At March 31, 2001, the Company had $4.7 million committed to improvements and
replacements of existing equipment. Included in this amount is the previously
discussed $2.1 million distillery improvement project at the Atchison plant.
The Company has been approved by Kansas City, Kansas for the issuance of
Industrial Revenue Bonds in the amount of $8.0 million to finance its new
Wheatex production facility. The Company anticipates completing its financing by
July 31, 2001. A portion of the proceeds will be used to repay borrowings made
under the Company's line of credit facility to finance the facility's
acquisition.
The Company continues to maintain a strong working capital position and a low
debt-to-equity ratio while generating strong earnings before interest, taxes and
depreciation. Management believes this strong financial position and available
lines-of-credit will allow the Company to effectively expand its production of
specialty products as well as supply customer needs for all its other products.
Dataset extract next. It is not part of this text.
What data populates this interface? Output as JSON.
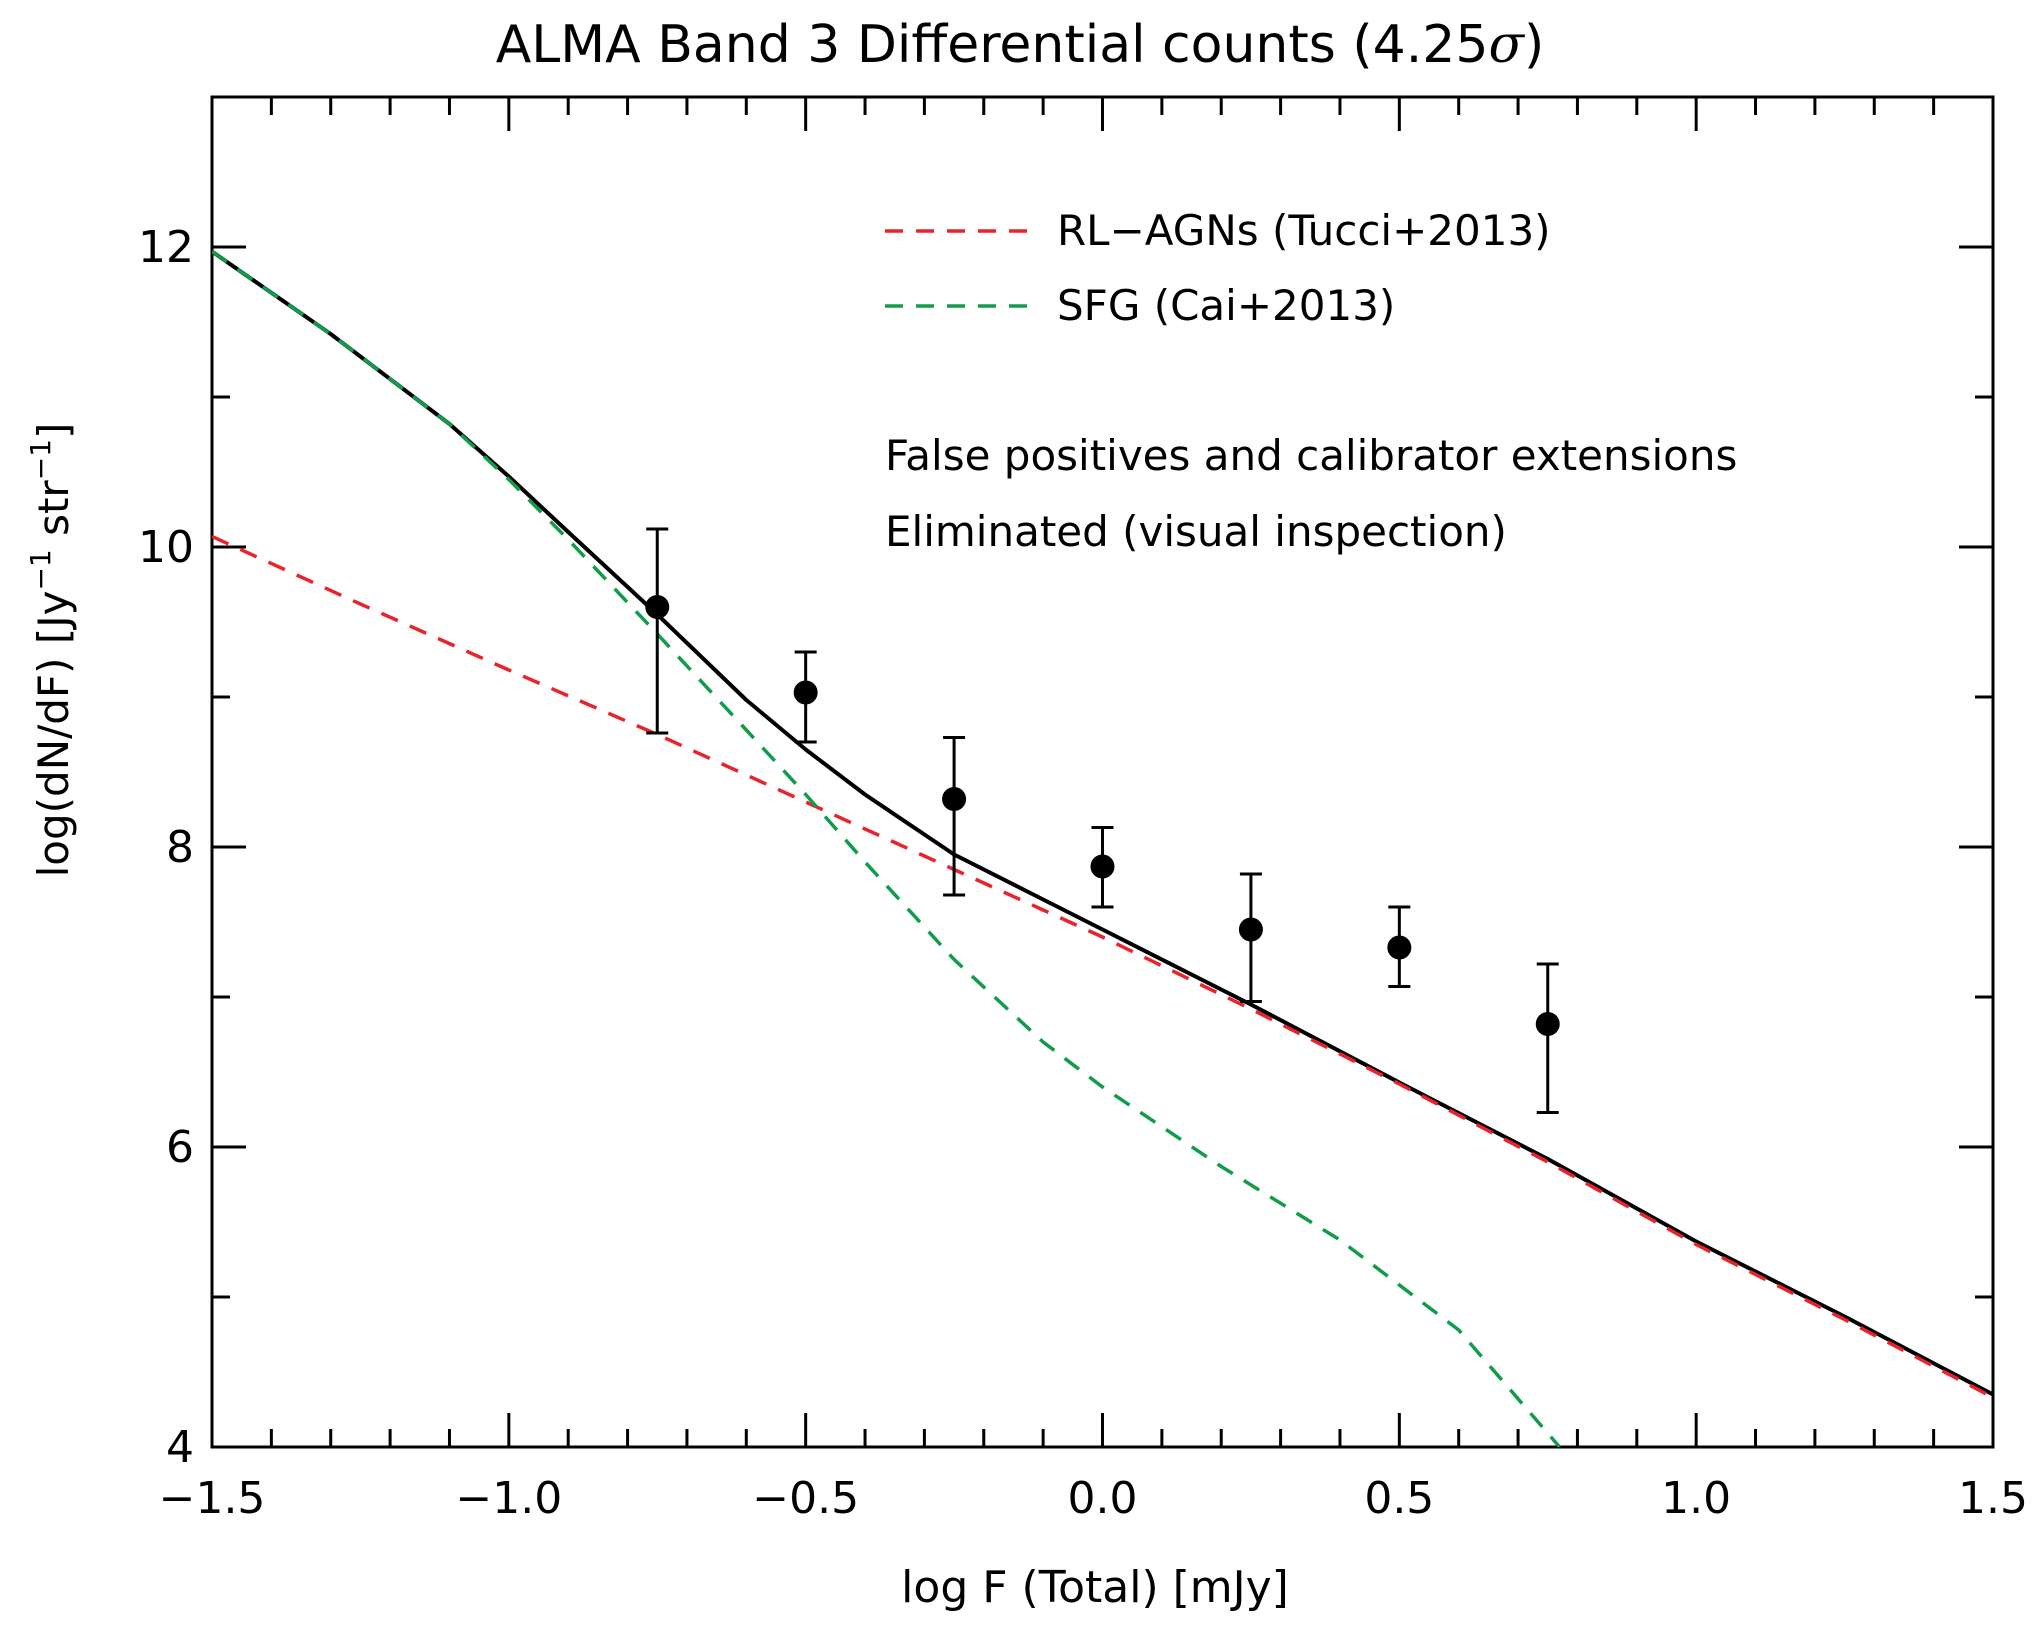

FORWARD-LOOKING INFORMATION
This report contains forward-looking statements as well as historical
information. Forward-looking statements are identified by or are associated with
such words as "intend," "believe," "estimate," "expect," "anticipate," "hopeful"
and similar expressions. They reflect management's current beliefs and estimates
of future economic circumstances, industry conditions, Company performance and
financial results, and are not guarantees of future performance. The
forward-looking statements are based on many assumptions and factors including
those relating to grain prices, energy costs, product pricing, competitive
environment and related market conditions, operating efficiencies, access to
capital and actions of governments. Any changes in the assumptions or factors
could produce materially different results than those predicted and could impact
stock values.
Item 3. Quantitative and Qualitative Disclosures About Market Risk
The Company produces its products from wheat, corn and milo and, as such, is
sensitive to changes in commodity prices. Grain futures and/or options are used
as a hedge to protect against fluctuations in the market. The information
regarding inventories and futures contracts at June 30, 2000, as presented in
the annual report, is not significantly different from March 31, 2001.
11
MIDWEST GRAIN PRODUCTS, INC.
PART II
OTHER INFORMATION
Item 6. Exhibits and Reports on Form 8-K
(a) Exhibits
15.1 Letter from independent public accountants pursuant to
paragraph (d) of Rule 10-01 of Regulation S-X (incorporated
by reference to Independent Accountants' Review Report at
page 1 hereof).
15.2 Letter from independent public accountants concerning the use
of its Review Report in the Company's Registration Statement
No. 333-51849.
99 Press Release dated May 7, 2001 (w/o financial statements).
(b) Reports on Form 8-K
The Company has filed no reports on Form 8-K during the quarter
ended March 31, 2001.
12
MIDWEST GRAIN PRODUCTS, INC.
SIGNATURES
Pursuant to the requirements of the Securities Exchange Act of 1934, the
registrant has duly caused this report to be signed on its behalf by the
undersigned thereunto duly authorized.
MIDWEST GRAIN PRODUCTS, INC.
Date: May 9, 2001 By /s/ Ladd M. Seaberg
Ladd M. Seaberg, President
and Chief Executive Officer
Date: May 9, 2001 By /s/ Robert G. Booe
Robert G. Booe, Vice President
and Chief Financial Officer
13
EXHIBIT INDEX
Exhibit
No. Description
15.1 Letter from independent public accountants pursuant to paragraph
(d) of Rule 10-01 of Regulation S-X (incorporated by reference to
Independent Accountants' Review Report at page 1 hereof).
15.2 Letter from independent public accountants concerning the use of
its Review Report in the Company's Registration Statement No.
333-51849.
99 Press Release dated May 7, 2001 (w/o financial statements).